As the King’s Fund report notes this has a knock-on effect across the whole system, and in particular there is now less focus on preventive care, more demands on family carers and increased demand for expensive NHS care.

The way forward is divided

Few dispute this diagnosis. Where opinions differ is on how best to respond. For the King’s Fund it’s “a single strategic budget for the NHS and social care”. This would help to better shape care on a person’s individual needs. It would also put the new Health and Wellbeing Boards, where leaders from health and social care now have to come together, in the driving seat.

The idea of one pot of money is intuitively attractive. It would also pave the way for the Department of Health’s proposal for up to ten “integration pioneers” to run large-scale experiments on integration of health and social care across England.

However, as is often the case with the debate about integrating health and social care, it is not so much the vision that is the problem but the detail.

The first dilemma is the fact that adult social care is means-tested while NHS care isn’t. The past 30 years have seen more and more former NHS activities surreptitiously shunted over to local councils - and Andy Burnham, the shadow Labour health minister has proposed more council control.

But establishing a single budget around individual needs doesn’t solve the old problem – what is paid for and what is free?

Who pays and who has control?

The neatest answer is to put adult social care on the same footing as NHS care – free at the point of use and funded via general taxation.

Pushing the Health and Wellbeing Boards into a key role is another difficulty. These boards are barely out of the starting blocks and there is no evidence to suggest they are able to take on the major job of planning and commissioning care yet.

The only alternative is to vest control in either the NHS or local government.

The Labour Party seems to favour doing this, as Burnham’s idea shows. But the government has only just established clinical commissioning groups in the NHS to put GPs in the driving seat when it comes to buying in services. Do we really want another “redisorganisation”?
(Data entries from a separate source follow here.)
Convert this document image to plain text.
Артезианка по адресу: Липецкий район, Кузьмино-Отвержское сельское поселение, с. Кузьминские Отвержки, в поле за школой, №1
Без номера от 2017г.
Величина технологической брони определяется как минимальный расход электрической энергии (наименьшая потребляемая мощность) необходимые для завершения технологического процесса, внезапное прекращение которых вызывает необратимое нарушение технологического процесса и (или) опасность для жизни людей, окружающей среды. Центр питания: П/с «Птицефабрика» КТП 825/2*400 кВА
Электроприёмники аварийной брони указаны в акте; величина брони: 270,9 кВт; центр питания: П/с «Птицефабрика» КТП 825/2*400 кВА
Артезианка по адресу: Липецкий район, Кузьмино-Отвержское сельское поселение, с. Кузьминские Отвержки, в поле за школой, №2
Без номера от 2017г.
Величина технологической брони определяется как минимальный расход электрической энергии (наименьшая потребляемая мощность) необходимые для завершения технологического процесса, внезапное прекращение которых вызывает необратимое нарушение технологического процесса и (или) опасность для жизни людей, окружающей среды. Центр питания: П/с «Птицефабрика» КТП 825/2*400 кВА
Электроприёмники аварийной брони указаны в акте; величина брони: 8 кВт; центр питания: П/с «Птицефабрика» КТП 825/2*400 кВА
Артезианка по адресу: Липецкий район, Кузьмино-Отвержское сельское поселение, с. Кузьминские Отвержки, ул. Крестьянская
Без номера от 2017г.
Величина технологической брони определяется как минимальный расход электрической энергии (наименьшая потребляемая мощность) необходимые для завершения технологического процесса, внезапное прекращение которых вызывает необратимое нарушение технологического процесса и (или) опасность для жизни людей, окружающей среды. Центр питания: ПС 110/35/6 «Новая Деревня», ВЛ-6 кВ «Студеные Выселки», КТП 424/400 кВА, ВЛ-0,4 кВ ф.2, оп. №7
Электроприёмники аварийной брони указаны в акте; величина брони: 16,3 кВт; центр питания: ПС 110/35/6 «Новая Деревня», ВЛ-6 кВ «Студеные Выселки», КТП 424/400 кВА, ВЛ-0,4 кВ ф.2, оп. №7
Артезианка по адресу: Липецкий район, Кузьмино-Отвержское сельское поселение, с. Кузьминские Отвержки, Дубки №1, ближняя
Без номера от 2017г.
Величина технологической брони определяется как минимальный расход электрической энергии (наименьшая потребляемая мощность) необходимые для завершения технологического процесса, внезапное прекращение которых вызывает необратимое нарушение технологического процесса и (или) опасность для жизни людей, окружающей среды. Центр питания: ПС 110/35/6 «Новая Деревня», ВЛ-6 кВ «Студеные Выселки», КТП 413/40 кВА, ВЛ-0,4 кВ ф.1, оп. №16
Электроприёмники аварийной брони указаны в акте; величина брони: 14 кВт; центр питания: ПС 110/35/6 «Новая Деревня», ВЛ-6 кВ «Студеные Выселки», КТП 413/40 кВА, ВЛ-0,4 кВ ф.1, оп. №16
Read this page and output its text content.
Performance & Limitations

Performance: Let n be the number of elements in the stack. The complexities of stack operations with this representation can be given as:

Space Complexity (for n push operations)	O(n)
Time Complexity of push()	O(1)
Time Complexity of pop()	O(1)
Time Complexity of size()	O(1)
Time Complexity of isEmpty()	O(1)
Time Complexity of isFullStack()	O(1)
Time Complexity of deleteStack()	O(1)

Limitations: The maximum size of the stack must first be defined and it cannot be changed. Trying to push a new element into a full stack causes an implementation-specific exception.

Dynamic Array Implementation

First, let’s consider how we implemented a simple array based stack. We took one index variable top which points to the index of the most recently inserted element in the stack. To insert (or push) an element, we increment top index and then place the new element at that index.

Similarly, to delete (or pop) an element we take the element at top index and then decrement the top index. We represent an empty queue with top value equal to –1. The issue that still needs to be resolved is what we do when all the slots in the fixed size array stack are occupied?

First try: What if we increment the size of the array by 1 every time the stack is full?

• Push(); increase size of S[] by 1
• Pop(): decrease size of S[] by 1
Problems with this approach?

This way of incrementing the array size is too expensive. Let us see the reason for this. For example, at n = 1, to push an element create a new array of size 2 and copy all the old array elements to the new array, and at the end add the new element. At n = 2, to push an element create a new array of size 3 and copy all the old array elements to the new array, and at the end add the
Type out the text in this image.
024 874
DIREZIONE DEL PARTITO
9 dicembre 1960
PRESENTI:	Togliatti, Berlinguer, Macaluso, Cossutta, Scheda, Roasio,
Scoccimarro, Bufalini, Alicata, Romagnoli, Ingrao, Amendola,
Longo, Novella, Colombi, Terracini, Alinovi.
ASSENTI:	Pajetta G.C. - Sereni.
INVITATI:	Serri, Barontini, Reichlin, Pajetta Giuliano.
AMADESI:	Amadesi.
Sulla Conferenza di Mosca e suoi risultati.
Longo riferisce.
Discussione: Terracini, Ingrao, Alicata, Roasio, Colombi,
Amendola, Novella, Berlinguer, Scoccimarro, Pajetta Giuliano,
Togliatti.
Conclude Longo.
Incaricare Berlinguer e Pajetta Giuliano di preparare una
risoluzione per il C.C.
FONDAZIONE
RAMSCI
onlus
Whether the NHS or local government takes a lead, there are question marks over who has the best skill and capacity to commission health and social care services. Does anyone imagine that one budget in the hands of a single or joint organisation or agency will solve everything?

The Health and Social Care Act is taking us in a different direction with competition and outsourcing to private companies. It’s not a distraction being faced by people in Scotland or Wales who aren’t covered by this legislation.

What is certain is that this is a system-wide issue that requires everyone – commissioners, social care providers and the public - to sit around the table and plan this strategically.

Ultimately the real issue is about priorities. Do we, as a society, want to find the resources to invest in securing better care and support for people who are sick and frail? If so then resources can be found. But until this happens we will continue to have a fire-fight over people with the highest need while allowing others to fester behind closed doors.